There is a lack of doctors to provide medical services, and many families, ours included, are without a physician. The second matter of concern is that Williams Lake, which has had very poor air quality since the 1960s, now has an application proposal by Atlantic Power Corp to burn 50 per cent creosoted rail ties at the cogeneration plant.

None of these situations are good, and yet there are solutions available. My father and his partner, JB Ringwood, a surgeon from Alberta who he met in the Second World War in England, worked very hard in the early days to provide care to a town with a rapidly growing population.

As a shareholder in the Yorston/Atwood clinic, I have appealed to the doctors who have retired in just the last two or three years to “un-retire” to provide medical care to residents who really need their help.

There are seven physicians from the clinic that could renew their licences, and others who practice out of the hospital. Doctors do agree to the Oath of Hippocrates, and some of them should give back to the community, if at all possible.

I am part of a group of “concerned citizens” who are opposed to the burning of creosoted railway ties in the co-gen plant.

These ties are highly toxic, and should be disposed of at a toxic waste treatment facility which exists in Swan Hills, Alta. Or, a facility could be built in B.C., centrally located in the province, in an area with a low population and good ventilation.

The Liberal Government has already been very good to CN Rail, selling them BC Rail (our most valuable utility) at a fraction of its worth, and in a very crooked deal that involved illegalities and high ranking cabinet ministers.

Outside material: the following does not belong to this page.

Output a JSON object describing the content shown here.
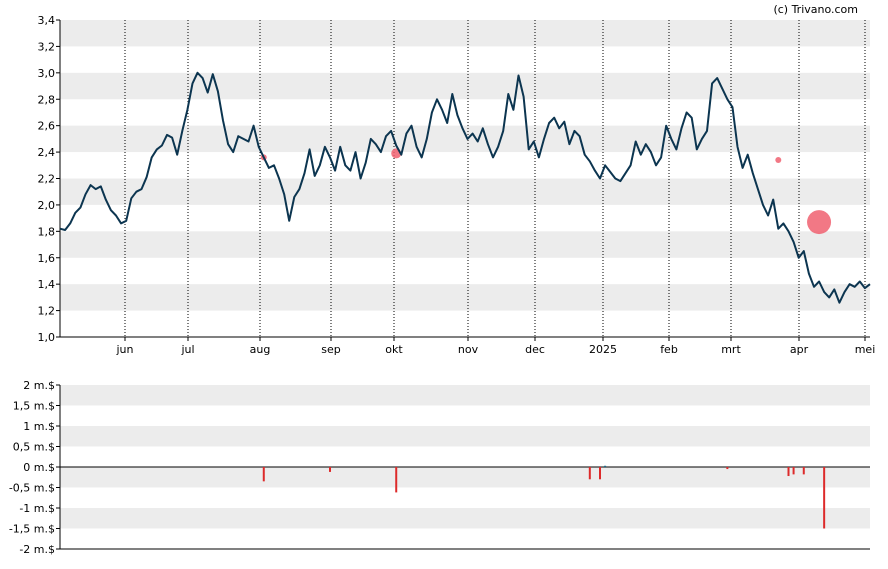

CN Rail stands to save a lot of money by dumping their toxic ties in Williams Lake, and Atlantic Power will make a lot of money on the deal, getting free fuel for their plant as well as a “tipping fee”, which amounts to a bribe, to accept these ties. Meanwhile, logging debris is burned in cull piles in the bush.

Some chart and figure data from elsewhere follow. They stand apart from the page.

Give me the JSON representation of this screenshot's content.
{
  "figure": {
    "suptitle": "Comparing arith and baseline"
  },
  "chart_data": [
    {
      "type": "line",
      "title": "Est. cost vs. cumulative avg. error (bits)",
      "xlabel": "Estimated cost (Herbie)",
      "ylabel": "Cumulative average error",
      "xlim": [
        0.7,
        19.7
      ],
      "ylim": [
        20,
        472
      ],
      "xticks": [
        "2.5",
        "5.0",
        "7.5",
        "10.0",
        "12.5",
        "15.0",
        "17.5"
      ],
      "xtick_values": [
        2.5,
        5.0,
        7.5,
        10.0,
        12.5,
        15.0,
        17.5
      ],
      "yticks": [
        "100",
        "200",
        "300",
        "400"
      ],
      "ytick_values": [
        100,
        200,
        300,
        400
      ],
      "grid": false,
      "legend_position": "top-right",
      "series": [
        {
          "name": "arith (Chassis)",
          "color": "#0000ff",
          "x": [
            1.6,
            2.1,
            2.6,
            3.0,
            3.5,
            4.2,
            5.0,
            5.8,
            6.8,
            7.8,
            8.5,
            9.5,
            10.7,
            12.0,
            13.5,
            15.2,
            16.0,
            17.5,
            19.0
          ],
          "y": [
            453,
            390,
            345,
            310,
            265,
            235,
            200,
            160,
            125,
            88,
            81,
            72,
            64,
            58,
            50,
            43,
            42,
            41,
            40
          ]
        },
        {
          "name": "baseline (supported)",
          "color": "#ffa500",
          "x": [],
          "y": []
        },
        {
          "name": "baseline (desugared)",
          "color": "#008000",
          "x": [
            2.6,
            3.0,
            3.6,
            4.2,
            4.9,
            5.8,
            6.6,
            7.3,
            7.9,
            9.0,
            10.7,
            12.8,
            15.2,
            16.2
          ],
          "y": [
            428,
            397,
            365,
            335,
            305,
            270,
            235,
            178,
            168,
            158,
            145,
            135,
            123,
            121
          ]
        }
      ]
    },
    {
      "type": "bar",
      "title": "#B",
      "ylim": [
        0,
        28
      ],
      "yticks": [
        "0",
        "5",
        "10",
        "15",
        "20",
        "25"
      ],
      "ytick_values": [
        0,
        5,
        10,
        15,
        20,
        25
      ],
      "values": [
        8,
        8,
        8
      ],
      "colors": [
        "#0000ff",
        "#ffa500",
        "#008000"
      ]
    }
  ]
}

This wood waste could be transported to town in large container bins on logging trucks, and sorted at the co-gen plant, with some of the wood being sold to the Pellet Plant. It is economically feasible to bring this wood in, and would create employment.

Jobs will not be lost if the ties are not burned here. Other communities have rejected applications to burn ties — Kamloops, Salmon Arm, and Kelowna, and for the same reasons. There are dioxins and furans which are carcinogenic, which will go into our air shed, which is already at 85 per cent capacity. Burning ties here would be a huge step backward. The Paris Agreement is supposed to mean something. WL is an industrial community, located in a valley bowl, that has air inversions in both winter and summer, and a lot of road dust.

These issues all have to do with the quality of life here, and need to be addressed.